Curr Hematol Malig Rep. 2012 Mar;7(1):65-73. doi: 10.1007/s11899-011-0103-0.
CD33, a 67-kDa glycoprotein expressed on the majority of myeloid leukemia cells as well as on normal myeloid and monocytic precursors, has been an attractive target for monoclonal antibody (mAb)-based therapy of acute myeloid leukemia (AML). Lintuzumab, an unconjugated, humanized anti-CD33 mAb, has modest single-agent activity against AML but failed to improve patient outcomes in two randomized trials when combined with conventional chemotherapy. Gemtuzumab ozogamicin, an anti-CD33 mAb conjugated to the antitumor antibiotic calicheamicin, improved survival in a subset of AML patients when combined with standard chemotherapy, but safety concerns led to US marketing withdrawal. The activity of these agents confirms that CD33 remains a viable therapeutic target for AML. Strategies to improve the results of mAb-based therapies for AML include antibody engineering to enhance effector function, use of alternative drugs and chemical linkers to develop safer and more effective drug conjugates, and radioimmunotherapeutic approaches.

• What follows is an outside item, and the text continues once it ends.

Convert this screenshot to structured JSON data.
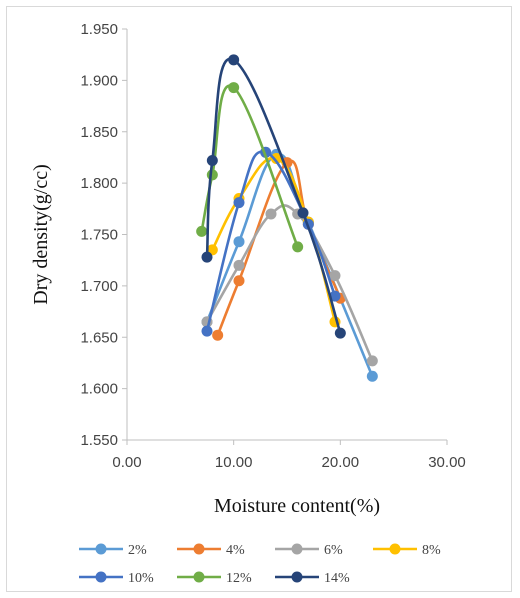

CD33 是一种 67kDa 的糖蛋白,在大多数髓系白血病细胞以及正常髓系和单核细胞前体上表达,是基于单克隆抗体 (mAb) 的急性髓系白血病 (AML) 治疗的一个有吸引力的靶点。Lintuzumab 是一种未缀合的人源化抗 CD33 mAb,对 AML 具有适度的单药活性,但在与常规化疗联合的两项随机试验中并未改善患者结局。吉妥珠单抗奥唑米星是一种与抗肿瘤抗生素卡利奇霉素偶联的抗 CD33 mAb,与标准化疗联合使用可改善部分 AML 患者的生存,但安全性问题导致该药在美国市场撤出。这些药物的活性证实 CD33 仍然是 AML 的可行治疗靶点。为改善基于 mAb 的 AML 治疗结果而采用的策略包括抗体工程以增强效应功能、使用替代药物和化学连接子来开发更安全有效的药物偶联物,以及放射免疫治疗方法。